As we speak now, he said, it is very likely that we have GMO products on the market from all over place including South Africa, US and Canada, and we cannot do anything about it even though they are of good quality or not because we don’t have a legal framework to facilitate that.

He however disclosed that this matter will be pending until the end of the political season when new term of office takes effect next year for Parliament.

Activists view

The Executive Director of Foods Right Alliance (FRA), Ms Agnes Kirabo is one of those activists who has stuck to her gun. She doesn’t believe the law will be the solution to the issues it seeks to address.

She said in an interview: “This law is not solving any problem. Like anywhere in the world there are hungry people why hasn’t this technology solved that problem?”

According to Jessie Luna, a Sociologist at Colorado state university, Burkiana Faso was the first African country where a GM crop was principally grown by smallholder farmers in 2008. The crop was an insect resistant variety, developed in partnership with the US based agribusiness company- Bayer Crop Science.

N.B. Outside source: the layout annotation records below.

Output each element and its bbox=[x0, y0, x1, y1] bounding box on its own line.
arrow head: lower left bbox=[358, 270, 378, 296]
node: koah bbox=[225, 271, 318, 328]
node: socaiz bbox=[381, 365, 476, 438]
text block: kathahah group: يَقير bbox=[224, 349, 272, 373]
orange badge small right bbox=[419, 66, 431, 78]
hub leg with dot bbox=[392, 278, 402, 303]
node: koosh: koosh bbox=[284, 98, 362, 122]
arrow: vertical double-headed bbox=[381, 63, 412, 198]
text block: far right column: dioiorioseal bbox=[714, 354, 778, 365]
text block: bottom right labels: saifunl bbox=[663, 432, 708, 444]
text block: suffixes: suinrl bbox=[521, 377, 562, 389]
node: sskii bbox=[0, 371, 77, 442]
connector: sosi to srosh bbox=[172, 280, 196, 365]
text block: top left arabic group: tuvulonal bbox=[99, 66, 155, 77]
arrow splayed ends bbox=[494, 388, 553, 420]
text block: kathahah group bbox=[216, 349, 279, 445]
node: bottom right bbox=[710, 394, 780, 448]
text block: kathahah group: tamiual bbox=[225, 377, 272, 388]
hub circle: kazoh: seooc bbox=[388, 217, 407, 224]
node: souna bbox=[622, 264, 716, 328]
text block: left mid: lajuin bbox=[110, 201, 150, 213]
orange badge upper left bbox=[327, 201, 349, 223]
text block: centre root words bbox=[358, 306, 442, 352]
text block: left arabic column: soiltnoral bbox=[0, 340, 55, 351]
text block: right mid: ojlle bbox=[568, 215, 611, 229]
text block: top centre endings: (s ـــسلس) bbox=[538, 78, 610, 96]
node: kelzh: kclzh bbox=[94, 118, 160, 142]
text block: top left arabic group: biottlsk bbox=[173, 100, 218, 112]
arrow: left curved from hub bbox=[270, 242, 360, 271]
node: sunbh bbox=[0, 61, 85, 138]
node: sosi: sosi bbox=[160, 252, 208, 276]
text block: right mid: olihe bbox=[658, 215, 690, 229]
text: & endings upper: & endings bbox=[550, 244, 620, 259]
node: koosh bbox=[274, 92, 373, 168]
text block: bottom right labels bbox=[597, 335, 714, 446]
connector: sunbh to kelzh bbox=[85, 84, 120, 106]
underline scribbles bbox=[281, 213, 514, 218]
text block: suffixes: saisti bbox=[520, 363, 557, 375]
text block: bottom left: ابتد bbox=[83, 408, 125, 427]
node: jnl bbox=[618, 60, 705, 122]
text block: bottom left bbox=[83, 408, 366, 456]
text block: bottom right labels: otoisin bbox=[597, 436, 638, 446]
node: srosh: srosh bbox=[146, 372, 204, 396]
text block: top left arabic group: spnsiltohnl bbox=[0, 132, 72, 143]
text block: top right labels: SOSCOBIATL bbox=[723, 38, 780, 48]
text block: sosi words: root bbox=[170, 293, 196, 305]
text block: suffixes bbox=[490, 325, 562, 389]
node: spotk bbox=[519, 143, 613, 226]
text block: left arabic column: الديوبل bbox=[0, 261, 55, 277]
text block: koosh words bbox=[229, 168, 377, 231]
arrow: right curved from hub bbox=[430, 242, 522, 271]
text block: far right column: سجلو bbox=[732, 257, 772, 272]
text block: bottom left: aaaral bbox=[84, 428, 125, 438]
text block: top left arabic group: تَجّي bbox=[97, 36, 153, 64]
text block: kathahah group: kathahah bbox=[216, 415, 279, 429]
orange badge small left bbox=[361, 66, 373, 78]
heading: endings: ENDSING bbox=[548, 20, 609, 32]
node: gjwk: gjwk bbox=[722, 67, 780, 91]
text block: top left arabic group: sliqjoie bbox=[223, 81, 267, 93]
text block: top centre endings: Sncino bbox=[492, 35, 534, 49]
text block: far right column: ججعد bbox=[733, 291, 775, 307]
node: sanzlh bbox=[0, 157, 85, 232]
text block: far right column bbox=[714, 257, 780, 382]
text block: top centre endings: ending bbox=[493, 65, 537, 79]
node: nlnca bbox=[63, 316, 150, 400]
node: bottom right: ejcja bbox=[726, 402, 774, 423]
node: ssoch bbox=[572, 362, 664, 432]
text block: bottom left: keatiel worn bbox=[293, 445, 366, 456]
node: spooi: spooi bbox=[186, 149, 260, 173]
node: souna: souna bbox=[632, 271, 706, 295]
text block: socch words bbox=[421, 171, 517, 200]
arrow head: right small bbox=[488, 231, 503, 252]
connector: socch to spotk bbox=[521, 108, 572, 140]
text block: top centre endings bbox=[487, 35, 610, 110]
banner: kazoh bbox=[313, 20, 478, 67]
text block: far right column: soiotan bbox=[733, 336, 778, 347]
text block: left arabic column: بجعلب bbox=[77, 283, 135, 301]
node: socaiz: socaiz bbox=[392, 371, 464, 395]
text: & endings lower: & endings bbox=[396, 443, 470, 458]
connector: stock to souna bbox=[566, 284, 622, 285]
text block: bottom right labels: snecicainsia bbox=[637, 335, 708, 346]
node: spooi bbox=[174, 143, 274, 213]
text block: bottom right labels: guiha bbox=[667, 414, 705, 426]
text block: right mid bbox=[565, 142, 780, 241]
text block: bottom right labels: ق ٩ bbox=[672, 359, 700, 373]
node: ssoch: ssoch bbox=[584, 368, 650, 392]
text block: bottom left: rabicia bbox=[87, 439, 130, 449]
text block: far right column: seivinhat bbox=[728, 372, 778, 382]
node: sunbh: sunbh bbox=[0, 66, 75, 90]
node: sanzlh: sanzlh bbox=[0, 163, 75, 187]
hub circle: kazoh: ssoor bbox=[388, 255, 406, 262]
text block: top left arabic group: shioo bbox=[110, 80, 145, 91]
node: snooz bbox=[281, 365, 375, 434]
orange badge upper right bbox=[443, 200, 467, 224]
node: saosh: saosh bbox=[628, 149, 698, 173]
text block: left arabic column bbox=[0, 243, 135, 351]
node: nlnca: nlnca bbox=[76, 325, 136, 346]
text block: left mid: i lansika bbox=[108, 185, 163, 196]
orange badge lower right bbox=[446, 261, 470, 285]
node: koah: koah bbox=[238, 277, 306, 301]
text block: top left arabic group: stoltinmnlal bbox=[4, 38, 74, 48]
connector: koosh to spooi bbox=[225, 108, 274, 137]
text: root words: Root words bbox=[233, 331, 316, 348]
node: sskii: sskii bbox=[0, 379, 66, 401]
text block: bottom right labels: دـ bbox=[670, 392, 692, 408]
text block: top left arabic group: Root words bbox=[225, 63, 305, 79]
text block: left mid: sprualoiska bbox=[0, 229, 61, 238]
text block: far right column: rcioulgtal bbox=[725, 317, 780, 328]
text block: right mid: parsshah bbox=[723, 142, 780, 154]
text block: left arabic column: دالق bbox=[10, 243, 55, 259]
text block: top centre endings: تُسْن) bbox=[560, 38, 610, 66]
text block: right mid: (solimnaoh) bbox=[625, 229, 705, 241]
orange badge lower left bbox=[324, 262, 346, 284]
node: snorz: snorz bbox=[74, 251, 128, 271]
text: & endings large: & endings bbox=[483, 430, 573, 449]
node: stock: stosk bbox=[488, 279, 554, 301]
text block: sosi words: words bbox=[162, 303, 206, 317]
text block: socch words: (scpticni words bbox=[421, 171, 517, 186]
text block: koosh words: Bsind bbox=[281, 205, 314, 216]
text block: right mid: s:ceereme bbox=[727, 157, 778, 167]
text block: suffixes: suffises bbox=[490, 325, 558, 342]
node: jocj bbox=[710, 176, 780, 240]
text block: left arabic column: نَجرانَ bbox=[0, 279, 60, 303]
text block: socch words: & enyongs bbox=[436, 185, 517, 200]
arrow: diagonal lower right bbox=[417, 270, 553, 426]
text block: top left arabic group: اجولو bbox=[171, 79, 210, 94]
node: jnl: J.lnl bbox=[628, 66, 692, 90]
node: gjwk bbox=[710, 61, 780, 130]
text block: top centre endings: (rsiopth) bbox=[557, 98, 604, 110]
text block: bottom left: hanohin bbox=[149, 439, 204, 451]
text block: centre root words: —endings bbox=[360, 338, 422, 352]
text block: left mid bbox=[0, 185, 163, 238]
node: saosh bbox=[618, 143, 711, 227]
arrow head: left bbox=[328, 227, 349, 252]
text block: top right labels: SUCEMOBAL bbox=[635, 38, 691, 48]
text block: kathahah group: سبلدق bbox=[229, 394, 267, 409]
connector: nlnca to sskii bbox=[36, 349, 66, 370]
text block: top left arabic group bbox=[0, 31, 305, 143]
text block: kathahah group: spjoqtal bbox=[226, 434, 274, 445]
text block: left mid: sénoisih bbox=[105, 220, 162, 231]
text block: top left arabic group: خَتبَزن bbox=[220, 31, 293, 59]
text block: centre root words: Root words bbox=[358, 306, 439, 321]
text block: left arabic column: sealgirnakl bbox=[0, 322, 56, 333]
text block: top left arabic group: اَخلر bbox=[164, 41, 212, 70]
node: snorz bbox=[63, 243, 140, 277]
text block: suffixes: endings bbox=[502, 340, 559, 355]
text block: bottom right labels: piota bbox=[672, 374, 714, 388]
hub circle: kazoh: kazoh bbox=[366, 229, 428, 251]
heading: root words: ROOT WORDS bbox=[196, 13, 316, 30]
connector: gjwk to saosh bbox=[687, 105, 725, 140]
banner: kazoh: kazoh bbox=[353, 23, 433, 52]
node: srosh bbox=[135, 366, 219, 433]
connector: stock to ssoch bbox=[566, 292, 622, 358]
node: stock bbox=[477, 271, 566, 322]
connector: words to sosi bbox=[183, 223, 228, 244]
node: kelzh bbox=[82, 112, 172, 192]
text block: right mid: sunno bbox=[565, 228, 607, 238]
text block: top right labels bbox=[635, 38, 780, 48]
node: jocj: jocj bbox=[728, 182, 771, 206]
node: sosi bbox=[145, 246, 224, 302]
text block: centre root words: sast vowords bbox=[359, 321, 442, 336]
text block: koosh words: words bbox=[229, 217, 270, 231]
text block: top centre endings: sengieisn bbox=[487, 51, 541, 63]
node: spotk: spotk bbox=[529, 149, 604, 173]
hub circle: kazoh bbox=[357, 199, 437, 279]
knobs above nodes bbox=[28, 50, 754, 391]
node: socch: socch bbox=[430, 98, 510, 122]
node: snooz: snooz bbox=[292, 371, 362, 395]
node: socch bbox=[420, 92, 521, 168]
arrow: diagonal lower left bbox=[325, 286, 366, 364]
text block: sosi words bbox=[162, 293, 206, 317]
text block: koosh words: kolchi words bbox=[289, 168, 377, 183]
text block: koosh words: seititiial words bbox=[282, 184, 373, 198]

Eight years later, Burkina Faso abandoned GM cotton because it had shorter- fibre lint and ginning machines extracted proportionally less hint from harvested cotton bolls. This led to $76million in losses for cotton companies.  In addition to that, GM cotton yields were less than half of early projections and there were significant variations among farmers this caused many to lose money. 

Rallying call

Despite the aforementioned fears, which has been used time and again, there is a growing consensus that there all is not as bad as being peddled in some quarters, thanks to evolving technology.

According to the Intergovernmental Panel on Climate Change (IPCC), a high-level science body of the United Nations mandated to offer evidence-based policy recommendations, recently issued a sobering report on the potential impacts of a 1.5°C degree rise in global temperatures over the next 11 to 33 years.

One of the main dangers will be its effects on agriculture and food production in the face of expected drought, reduced water supplies and increased pressure from plant pests and diseases.

“The question now is how we can continue to meet the steadily rising demand for food while simultaneously reducing the climate change impacts linked to agricultural practices and meeting international goals related to sustainable development and poverty eradication,” Dr Isaac Ongu rhetorically asked.

Dr Ongu couldn’t agree more with group of eminent UN experts (IPCC) who recommended the use of biotechnology, in the form of genetically engineered crops and livestock, as one approach that should be taken on board

If this happens, Dr Ongu, considering his broad experience in agricultural communications and trainings, believes Uganda could be in the enviable position of serving as a role model and leader in modern, research-based farming practices, including biotechnology, on the continent.

Sadly, he said: “… instead, our agricultural sector is mired in politics as other nations, like South Africa, Nigeria, Ghana, Ethiopia, Malawi and even Kenya, move forward.”